In pursuit of building a Platform to host customer applications at Virginia Tech, our team has gone through multiple iterations of cluster builds. From changing directions on managed Kubernetes control planes to bootstrapping the clusters, from solving chicken and egg problems to automating the cluster building process using gitlab CI, our team has encountered and solved some interesting challenges in the past 10 months. The team and the cluster have come a long way in regards to building using automated processes and testing on a scheduled basis. We will be presenting about how Virginia Tech builds a scalable Kubernetes cluster using AWS EKS, Gitlab CI, Terraform and other open source applications.

06/03
1:00PM
Day Two Welcome/Intro

A quick welcome/intro before kicking off day two's fun!

06/03
1:15PM
Neglected HTML and CSS 2021
Scott Chandler (Virginia Tech)

Few of us find the time to truly master the latest in front end. Take just half an hour to polish up your skills with 2021's latest HTML and CSS. We'll introduce modern units, calc, minmax, static ARIA, basis, ascii Grid, negative Grid lines, and progressive subgrid.

06/03
1:55PM
DataOps for Data Lake
Dhruv Prabhakar (University of California, Berkeley), Naresh Meda (University of California, Berkeley)

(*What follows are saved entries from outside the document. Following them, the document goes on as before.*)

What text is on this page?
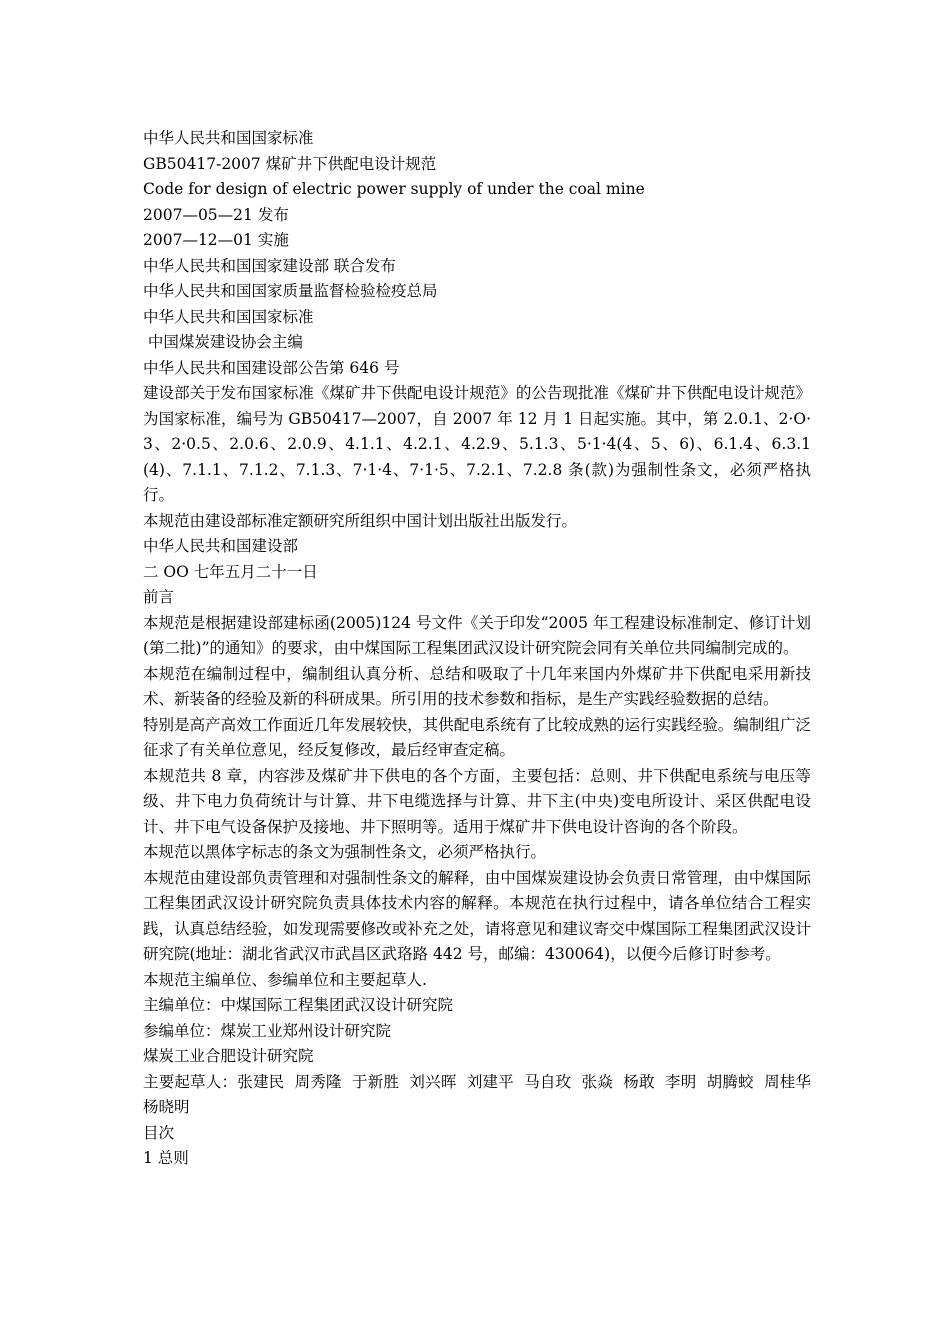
中华人民共和国国家标准
GB50417-2007 煤矿井下供配电设计规范
Code for design of electric power supply of under the coal mine
2007—05—21 发布
2007—12—01 实施
中华人民共和国国家建设部 联合发布
中华人民共和国国家质量监督检验检疫总局
中华人民共和国国家标准
中国煤炭建设协会主编
中华人民共和国建设部公告第 646 号
建设部关于发布国家标准《煤矿井下供配电设计规范》的公告现批准《煤矿井下供配电设计规范》为国家标准，编号为 GB50417—2007，自 2007 年 12 月 1 日起实施。其中，第 2.0.1、2·O·3、2·0.5、2.0.6、2.0.9、4.1.1、4.2.1、4.2.9、5.1.3、5·1·4(4、5、6)、6.1.4、6.3.1(4)、7.1.1、7.1.2、7.1.3、7·1·4、7·1·5、7.2.1、7.2.8 条(款)为强制性条文，必须严格执行。
本规范由建设部标准定额研究所组织中国计划出版社出版发行。
中华人民共和国建设部
二 OO 七年五月二十一日
前言
本规范是根据建设部建标函(2005)124 号文件《关于印发“2005 年工程建设标准制定、修订计划(第二批)”的通知》的要求，由中煤国际工程集团武汉设计研究院会同有关单位共同编制完成的。
本规范在编制过程中，编制组认真分析、总结和吸取了十几年来国内外煤矿井下供配电采用新技术、新装备的经验及新的科研成果。所引用的技术参数和指标，是生产实践经验数据的总结。
特别是高产高效工作面近几年发展较快，其供配电系统有了比较成熟的运行实践经验。编制组广泛征求了有关单位意见，经反复修改，最后经审查定稿。
本规范共 8 章，内容涉及煤矿井下供电的各个方面，主要包括：总则、井下供配电系统与电压等级、井下电力负荷统计与计算、井下电缆选择与计算、井下主(中央)变电所设计、采区供配电设计、井下电气设备保护及接地、井下照明等。适用于煤矿井下供电设计咨询的各个阶段。
本规范以黑体字标志的条文为强制性条文，必须严格执行。
本规范由建设部负责管理和对强制性条文的解释，由中国煤炭建设协会负责日常管理，由中煤国际工程集团武汉设计研究院负责具体技术内容的解释。本规范在执行过程中，请各单位结合工程实践，认真总结经验，如发现需要修改或补充之处，请将意见和建议寄交中煤国际工程集团武汉设计研究院(地址：湖北省武汉市武昌区武珞路 442 号，邮编：430064)，以便今后修订时参考。
本规范主编单位、参编单位和主要起草人.
主编单位：中煤国际工程集团武汉设计研究院
参编单位：煤炭工业郑州设计研究院
煤炭工业合肥设计研究院
主要起草人：张建民  周秀隆  于新胜  刘兴晖  刘建平  马自玫  张焱  杨敢  李明  胡腾蛟  周桂华  杨晓明
目次
1 总则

What is DataOps? Come join us to learn how UC Berkeley automated the deployment of Data Pipelines using GitHub, Terraform and AWS CodePipeline for Enterprise Data Lake on AWS. This session explores the Terraform statefile management, Continuous Integration & Deployment using GitHub folder structure and AWS CodePipeline.

06/03
2:35PM
Dev to prod with ECS: put it in a container and ship it
Tad Merchant (Cornell University)

Covering what happens from the initial request of "We need an app" to #ShipIt in prod with all the minutia you can stomach. We'll touch on Git/GitHub, Jenkins, ECS, Docker, Ansible, and enough AWS acronyms to make a hearty alphabet stew.

06/03
3:15PM
Log Aggregation on the Cheap
Phil Fenstermacher (William & Mary)

Loki is working on making log collection cheap and easy by skipping the expensive steps that parse, analyze, and index every line. At the same time, it's more than an API on top of syslog and grep. At William & Mary we're aggregating all of our container and webserver logs both on-prem and in the cloud to a single instance of Loki that we query alongside Prometheus to make life easier for everyone. Come hear about the architecture of Loki and how we made it go in just a few days.

06/03
3:55PM
Securing the Cluster with Gatekeeper and OPA
Michael Irwin (Virginia Tech)

While Kubernetes has a rich feature-set with RBAC and namespaces, it still falls short in making a multi-tenant solution possible out-of-the-box. How do you protect teams from each other without simply taking all of the control from them? Fortunately, Gatekeeper has come to the rescue! In this talk, we'll talk about admissions controllers and how Gatekeeper can solve these problems. We'll go over the Rego language (which takes some time to wrap your head around) and provide several examples of how Virginia Tech is using Gatekeeper to support multi-tenancy.

06/03
4:35PM
Creating Virtual Agile / DevOps Teams
Russ Scadden (Brigham Young University)

Hear how Brigham Young University created virtual teams supporting Agile and DevOps methodologies. This presentation explains each of the DevOps roles on the virtual teams and how the the individuals were sources from across the Office of IT. Student employees were key to the success including their role as Agile Coaches / Scrum Masters. Recently, we have also added the concept of Enablement Engineer focused on defining new methods and working with established teams to incorporate those methods into their development efforts.